Si vous m'aviez posé la question avant-hier, je vous aurais dit que je ne suis pas très concert.
La musique est trop forte. Il y a trop d'agitation. C'est trop long.
Mais ça, c'était avant que mon pote Jackie Berroyer (qui, ne l'oublions pas, était chroniqueur musical pour Hara-Kiri et dont je reparlerai bientôt ici) m'invite voir Fat White Family hier soir à la Cigale. Jamais entendu parler. Je ne m'attendais à rien. "Tu vas voir, ils sont pas mal, ça pourrait te plaire".
OK, maintenant je comprends pourquoi les gens aiment les concerts.
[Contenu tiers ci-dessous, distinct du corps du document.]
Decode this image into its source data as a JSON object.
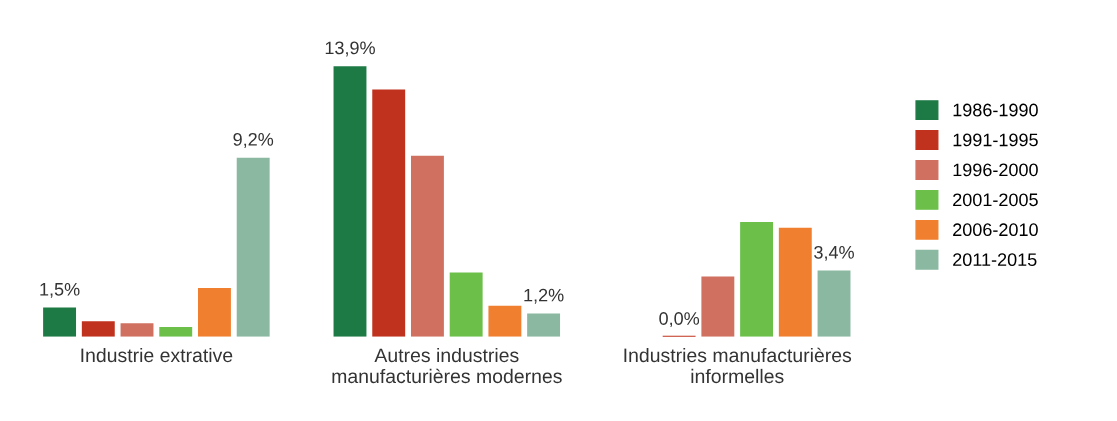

Expérience incroyable. Oui, la musique était ouf, du rock qui envoie du lourd mais avec une recherche, une progression et quelques instruments qu'on n'attend pas (flûte traversière, sax baryton). Puis il y a le chanteur, Lias Saoudi. Il est en short. Dès la deuxième chanson, il descend dans la fosse et chante au milieu de la foule – ça donne le ton. Pendant le reste du concert, il chante (parfois hurle, mais sans jamais sortir de la musicalité) en équilibre sur les amplis, en position foetale au bord de scène ou porté par la foule.
Vu d'en haut, la fosse pulse. C'est une expérience collective. Mais on sent que tout ça est mené de main de maître par un groupe qui a l'habitude : on capte ici et là les petits gestes extrêmement précis qu'adresse le groupe aux techniciens ; derrière les personnages déjantés, il y a des professionnels qui ont pensé un spectacle construit et généreux. Et l'espace de la Cigale, où l'on circule librement, offre à la fois liberté et intimité pour profiter de l'expérience.
Je vois bien comment les gens qui ont vécu ça une fois dans leur vie peuvent enchaîner les concerts pour retrouver ce "high" initial. Et pourquoi certains anciens tournent en boucle sur une prestation vue dans leur jeunesse : "Ah tu sais, quand j'ai vu tel groupe en 76...".
"Un concert comme ça, tu t'en souviens toute ta vie" m'a dit Jackie en sortant. C'est bien parti pour.